Assistant professor Christopher Hein of the Virginia Institute of Marine Science has received an Alumni Fellowship award from William & Mary for his contributions to teaching and scholarship.
Established in 1965 and first presented in 1968, the awards are given annually to 5 younger faculty members who are particularly outstanding as teachers. The awards are designed to help ensure that the high academic standards of the College are retained. In 1993, the Class of 1968, in celebration of its 25th Reunion, permanently endowed the award, which carries a $1,000 honorarium for each recipient.
The 2017 award winners were recognized at a banquet at the W&M Alumni House on September 15th. Other winners of the Alumni Fellowship awards are Anne Blazer (Religious Studies), Gerard Chouin (History), Jorge Terukina (Hispanic Studies), and Douglas Young (Chemistry).
Hein studies barrier islands in his quest to understand geological change over the past 6,000 years, and how coasts may change in response to climate change in the future. His field research has taken him from Virginia and New England to Alaska, Australia, Brazil, Egypt, and France, among other places.
Field work is one of the ways Hein engages undergraduate and graduate researchers in geological study. His goal is to help students, whether they are in their first geology class or pursuing a graduate degree in the field, visualize how the physical environment changes over time.
“To be able to teach a student the basics that allow them to look at the world in that way and maybe see it for the first time—to me, that’s what it’s all about,” he says.
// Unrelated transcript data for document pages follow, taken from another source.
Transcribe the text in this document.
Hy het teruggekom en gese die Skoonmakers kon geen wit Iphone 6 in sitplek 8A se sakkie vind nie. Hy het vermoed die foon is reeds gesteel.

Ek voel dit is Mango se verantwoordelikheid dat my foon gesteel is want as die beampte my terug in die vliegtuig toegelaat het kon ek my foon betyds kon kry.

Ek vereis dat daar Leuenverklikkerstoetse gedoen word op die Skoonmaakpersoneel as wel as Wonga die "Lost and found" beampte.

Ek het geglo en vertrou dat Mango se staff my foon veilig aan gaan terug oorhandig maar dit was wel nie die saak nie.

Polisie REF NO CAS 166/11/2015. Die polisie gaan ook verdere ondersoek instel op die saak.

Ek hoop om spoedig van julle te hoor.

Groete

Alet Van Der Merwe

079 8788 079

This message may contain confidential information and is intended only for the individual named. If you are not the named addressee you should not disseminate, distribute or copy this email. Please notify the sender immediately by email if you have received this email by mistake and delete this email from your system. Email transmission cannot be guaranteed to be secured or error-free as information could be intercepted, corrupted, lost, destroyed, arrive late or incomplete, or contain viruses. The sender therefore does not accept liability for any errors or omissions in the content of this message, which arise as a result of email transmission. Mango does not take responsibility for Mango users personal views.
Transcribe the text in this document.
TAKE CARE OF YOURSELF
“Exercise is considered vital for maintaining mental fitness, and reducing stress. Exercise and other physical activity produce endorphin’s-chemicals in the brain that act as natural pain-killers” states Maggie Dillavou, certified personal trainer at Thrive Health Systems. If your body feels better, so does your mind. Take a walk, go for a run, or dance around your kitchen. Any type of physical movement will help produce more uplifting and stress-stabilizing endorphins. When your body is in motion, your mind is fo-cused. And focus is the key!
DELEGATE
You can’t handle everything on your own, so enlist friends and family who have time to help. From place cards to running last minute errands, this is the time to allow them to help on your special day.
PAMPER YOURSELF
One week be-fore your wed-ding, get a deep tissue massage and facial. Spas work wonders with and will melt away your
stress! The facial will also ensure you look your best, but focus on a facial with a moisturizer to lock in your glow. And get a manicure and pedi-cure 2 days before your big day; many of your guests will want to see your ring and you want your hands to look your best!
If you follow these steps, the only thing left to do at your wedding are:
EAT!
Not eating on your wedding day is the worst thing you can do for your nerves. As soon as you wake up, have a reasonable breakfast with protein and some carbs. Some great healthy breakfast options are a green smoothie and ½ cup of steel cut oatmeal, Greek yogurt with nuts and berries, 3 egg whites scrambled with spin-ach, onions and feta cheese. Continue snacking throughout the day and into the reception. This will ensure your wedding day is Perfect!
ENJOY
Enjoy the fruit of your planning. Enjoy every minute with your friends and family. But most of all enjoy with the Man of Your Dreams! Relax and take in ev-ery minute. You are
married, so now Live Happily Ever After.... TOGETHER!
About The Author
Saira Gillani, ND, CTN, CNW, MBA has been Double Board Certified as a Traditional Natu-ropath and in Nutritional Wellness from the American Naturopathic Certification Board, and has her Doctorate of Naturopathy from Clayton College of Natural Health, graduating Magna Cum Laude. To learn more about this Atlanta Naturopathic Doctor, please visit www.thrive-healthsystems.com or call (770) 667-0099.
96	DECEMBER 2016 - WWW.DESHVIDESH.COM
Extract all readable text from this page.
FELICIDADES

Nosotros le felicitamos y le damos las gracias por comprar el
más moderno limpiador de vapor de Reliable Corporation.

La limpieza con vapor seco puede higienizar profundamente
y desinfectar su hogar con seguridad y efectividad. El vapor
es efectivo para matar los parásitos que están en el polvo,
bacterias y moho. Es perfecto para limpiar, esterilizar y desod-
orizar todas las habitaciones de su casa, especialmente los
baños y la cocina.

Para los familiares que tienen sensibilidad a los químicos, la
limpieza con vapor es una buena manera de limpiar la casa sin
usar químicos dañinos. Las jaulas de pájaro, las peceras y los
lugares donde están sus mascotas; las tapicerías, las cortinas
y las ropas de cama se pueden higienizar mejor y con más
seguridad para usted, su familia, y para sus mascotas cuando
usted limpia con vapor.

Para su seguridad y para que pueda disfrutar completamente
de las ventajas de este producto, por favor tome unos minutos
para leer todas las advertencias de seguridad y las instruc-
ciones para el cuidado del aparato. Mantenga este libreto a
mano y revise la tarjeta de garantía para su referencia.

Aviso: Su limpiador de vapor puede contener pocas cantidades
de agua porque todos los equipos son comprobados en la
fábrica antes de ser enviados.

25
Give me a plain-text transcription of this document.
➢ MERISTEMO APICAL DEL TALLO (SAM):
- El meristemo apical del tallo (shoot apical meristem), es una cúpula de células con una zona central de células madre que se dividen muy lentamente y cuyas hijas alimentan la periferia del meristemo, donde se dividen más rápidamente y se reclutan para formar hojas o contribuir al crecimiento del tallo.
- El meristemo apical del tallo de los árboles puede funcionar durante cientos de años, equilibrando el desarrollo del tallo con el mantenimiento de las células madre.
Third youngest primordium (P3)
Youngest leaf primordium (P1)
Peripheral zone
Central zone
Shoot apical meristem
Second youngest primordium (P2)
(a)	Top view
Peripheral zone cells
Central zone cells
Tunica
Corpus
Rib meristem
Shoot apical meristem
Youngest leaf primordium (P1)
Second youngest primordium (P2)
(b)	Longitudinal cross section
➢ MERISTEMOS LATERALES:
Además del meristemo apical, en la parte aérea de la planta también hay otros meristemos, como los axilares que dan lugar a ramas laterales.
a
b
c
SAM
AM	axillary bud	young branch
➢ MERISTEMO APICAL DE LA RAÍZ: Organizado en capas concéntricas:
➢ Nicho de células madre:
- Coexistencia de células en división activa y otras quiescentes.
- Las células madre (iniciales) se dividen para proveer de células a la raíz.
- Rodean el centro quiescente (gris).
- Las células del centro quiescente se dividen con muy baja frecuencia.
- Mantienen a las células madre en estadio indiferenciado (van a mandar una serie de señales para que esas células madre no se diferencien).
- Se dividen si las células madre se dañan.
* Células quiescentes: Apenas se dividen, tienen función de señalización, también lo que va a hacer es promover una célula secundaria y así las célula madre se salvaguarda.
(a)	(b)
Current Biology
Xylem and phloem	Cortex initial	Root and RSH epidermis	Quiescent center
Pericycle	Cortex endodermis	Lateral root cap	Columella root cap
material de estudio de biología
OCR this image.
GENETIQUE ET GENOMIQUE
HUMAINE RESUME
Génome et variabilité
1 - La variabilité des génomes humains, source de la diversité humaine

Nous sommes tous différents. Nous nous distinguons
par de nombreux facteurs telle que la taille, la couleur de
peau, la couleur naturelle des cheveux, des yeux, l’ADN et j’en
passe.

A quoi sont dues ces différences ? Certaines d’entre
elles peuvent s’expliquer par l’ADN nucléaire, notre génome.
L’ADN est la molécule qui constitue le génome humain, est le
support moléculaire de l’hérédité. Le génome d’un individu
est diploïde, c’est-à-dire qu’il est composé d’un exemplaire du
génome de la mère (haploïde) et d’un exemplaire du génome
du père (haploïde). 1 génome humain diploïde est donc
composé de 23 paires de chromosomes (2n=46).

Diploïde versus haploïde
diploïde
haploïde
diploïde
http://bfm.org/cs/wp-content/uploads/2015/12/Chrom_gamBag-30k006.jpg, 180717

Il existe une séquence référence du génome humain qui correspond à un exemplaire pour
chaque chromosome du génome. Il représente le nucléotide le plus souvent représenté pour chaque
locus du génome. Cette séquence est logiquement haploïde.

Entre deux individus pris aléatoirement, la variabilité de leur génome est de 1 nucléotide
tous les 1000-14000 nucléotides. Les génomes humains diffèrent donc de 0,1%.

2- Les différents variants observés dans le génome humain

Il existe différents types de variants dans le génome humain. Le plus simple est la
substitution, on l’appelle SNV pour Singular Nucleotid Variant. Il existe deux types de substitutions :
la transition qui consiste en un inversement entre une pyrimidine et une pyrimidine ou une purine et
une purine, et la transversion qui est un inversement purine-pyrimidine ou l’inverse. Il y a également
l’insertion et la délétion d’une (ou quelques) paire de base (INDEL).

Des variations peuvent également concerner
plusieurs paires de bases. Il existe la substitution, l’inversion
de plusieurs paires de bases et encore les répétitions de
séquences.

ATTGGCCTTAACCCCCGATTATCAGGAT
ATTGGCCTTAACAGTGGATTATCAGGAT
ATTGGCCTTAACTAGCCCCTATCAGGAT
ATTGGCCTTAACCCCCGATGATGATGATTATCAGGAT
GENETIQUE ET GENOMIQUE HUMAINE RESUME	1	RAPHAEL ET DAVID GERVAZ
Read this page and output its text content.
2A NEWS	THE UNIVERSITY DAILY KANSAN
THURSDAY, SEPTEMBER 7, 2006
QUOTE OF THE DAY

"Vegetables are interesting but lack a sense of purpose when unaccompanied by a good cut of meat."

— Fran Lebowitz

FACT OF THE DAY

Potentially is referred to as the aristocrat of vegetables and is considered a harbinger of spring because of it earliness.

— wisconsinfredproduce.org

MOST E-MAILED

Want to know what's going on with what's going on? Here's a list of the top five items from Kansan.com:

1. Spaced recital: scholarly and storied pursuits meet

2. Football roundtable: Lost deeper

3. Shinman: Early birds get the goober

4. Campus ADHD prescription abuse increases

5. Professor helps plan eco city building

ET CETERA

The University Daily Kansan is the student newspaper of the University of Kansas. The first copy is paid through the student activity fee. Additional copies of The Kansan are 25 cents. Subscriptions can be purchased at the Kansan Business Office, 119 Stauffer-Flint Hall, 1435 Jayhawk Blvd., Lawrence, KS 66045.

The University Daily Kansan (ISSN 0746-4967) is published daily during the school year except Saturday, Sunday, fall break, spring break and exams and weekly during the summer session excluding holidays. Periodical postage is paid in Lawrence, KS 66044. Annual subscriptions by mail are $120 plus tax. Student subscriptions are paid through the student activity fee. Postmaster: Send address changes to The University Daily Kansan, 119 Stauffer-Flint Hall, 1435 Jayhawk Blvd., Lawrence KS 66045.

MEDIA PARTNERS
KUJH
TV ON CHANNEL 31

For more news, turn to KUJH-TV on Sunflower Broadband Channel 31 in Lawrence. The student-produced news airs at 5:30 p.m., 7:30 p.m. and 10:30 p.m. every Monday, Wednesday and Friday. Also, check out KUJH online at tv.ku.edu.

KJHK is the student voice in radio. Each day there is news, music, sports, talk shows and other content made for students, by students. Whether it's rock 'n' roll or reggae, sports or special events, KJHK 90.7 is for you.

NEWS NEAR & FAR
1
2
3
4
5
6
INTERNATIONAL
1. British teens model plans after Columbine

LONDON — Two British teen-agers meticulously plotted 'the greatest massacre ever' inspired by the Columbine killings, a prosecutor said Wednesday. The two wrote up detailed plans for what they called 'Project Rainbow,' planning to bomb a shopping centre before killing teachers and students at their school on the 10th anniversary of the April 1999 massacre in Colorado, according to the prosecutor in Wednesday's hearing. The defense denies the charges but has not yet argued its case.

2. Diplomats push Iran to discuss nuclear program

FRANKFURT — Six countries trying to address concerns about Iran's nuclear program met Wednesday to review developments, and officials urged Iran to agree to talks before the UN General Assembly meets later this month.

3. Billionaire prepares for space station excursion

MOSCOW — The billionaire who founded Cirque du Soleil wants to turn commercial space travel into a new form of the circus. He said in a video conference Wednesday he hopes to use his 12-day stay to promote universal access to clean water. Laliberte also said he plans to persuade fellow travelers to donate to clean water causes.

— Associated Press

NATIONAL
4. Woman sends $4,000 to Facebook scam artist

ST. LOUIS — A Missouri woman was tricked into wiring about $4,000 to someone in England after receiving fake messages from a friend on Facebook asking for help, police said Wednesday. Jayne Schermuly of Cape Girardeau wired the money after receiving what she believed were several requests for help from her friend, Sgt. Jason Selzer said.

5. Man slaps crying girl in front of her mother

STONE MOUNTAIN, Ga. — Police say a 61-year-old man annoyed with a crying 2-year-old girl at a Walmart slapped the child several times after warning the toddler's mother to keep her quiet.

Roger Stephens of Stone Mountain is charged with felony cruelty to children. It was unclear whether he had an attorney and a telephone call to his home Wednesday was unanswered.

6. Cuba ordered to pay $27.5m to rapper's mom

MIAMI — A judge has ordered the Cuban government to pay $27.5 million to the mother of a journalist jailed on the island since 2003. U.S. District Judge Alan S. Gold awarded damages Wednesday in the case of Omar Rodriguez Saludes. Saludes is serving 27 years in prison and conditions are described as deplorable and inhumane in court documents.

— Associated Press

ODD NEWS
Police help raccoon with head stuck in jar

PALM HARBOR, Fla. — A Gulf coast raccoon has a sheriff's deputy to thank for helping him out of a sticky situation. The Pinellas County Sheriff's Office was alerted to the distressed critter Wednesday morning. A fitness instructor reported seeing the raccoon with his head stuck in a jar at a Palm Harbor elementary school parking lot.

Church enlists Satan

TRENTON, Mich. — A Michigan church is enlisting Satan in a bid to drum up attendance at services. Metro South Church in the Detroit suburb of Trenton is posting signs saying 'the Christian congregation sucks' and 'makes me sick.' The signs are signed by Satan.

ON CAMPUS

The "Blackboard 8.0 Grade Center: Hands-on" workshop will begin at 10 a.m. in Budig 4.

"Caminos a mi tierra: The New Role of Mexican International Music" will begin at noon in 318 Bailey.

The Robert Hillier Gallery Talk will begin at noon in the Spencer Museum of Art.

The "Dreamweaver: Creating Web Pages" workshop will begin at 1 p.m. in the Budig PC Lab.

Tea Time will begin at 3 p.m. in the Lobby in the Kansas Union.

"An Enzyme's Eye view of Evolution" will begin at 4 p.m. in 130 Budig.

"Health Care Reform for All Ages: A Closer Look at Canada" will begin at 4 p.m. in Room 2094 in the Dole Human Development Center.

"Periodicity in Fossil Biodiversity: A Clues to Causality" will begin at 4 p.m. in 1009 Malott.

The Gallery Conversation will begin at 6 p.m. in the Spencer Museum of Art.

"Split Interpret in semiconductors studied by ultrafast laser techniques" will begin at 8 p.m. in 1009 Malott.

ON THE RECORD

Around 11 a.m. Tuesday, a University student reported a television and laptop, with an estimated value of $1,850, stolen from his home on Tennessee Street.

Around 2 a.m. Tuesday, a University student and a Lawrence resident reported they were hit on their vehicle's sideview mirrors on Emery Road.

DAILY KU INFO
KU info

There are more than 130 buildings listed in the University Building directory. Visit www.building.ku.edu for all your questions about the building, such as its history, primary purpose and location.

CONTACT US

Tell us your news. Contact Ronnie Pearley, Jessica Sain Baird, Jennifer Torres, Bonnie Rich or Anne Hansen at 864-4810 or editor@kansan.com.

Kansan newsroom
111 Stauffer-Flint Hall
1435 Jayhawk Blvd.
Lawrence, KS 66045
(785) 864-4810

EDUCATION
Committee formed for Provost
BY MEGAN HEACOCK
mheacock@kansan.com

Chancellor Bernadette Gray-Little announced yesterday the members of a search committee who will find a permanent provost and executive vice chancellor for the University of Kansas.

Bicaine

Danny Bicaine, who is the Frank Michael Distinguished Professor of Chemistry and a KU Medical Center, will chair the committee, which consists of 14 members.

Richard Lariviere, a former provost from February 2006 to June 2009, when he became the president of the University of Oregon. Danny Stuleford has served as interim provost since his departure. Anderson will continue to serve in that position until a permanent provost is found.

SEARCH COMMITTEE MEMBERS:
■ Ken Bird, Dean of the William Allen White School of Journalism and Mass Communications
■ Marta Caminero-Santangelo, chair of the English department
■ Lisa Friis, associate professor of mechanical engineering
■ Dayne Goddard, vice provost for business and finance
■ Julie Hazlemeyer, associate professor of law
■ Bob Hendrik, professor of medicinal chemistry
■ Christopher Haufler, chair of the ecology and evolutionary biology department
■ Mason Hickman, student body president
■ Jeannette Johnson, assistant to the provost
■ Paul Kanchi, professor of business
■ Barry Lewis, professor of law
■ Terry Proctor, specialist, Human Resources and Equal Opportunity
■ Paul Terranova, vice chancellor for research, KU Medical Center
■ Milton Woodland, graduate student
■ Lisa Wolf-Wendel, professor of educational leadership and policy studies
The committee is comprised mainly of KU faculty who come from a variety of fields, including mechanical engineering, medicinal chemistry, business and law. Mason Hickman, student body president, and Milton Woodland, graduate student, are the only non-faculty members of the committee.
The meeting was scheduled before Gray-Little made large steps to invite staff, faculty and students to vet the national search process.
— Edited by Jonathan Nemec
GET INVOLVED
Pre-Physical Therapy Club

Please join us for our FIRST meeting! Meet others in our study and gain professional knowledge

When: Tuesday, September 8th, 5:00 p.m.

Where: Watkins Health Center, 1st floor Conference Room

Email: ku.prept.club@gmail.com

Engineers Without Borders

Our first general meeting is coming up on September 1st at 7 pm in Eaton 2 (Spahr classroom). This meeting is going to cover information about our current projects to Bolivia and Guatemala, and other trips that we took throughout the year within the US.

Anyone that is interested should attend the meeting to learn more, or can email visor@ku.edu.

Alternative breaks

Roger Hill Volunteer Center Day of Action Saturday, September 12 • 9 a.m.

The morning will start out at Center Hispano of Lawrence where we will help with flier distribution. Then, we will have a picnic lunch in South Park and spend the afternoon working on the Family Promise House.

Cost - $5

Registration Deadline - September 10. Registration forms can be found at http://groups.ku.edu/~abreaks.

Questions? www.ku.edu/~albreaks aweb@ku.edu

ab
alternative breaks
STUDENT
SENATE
“This is not the type of work that can be done alone," Hein adds. "You need a team, and William & Mary students make for the best field crew I’ve ever had." Students help with his research projects but also pursue their own projects under his mentorship. “That’s the exciting part of it," Hein says, 'to watch students grow as researchers. Not just as learners, but as scientists.”
Since arriving at VIMS in 2013, Hein has advised 3 graduate students in the School of Marine Science at VIMS, supervised 10 W&M undergraduates, and mentored 2 other undergrads as part of VIMS’ Research Experience for Undergraduates (REU) program. He teaches courses on a variety of topics, including Fundamentals of Marine Geology, Principles of Geological Oceanography, Rivers: Processes and Problems, and Coastal Evolution. His excellence in teaching was also recognized earlier this year with VIMS' own Outstanding Faculty Teaching Award.
Hein became fascinated by coastal change while growing up on Long Island. “You go to the beach in summer and it looks entirely different from the beach in winter,” he says. “You can watch earth processes in action, watch the landscape form, watch the landscape change, and recognize these same processes are acting over hundreds to thousands of years and forming the landscapes that we see today. That was appealing to me.”
Hein's selection as a 2017 winner of the W&M Alumni Fellowship award puts him in an illustrious group. Previous VIMS professors to win the award are Eric Hilton (2013), Kam Tang (2009), Carl Friedrichs (2005), and Elizabeth Canuel (2001).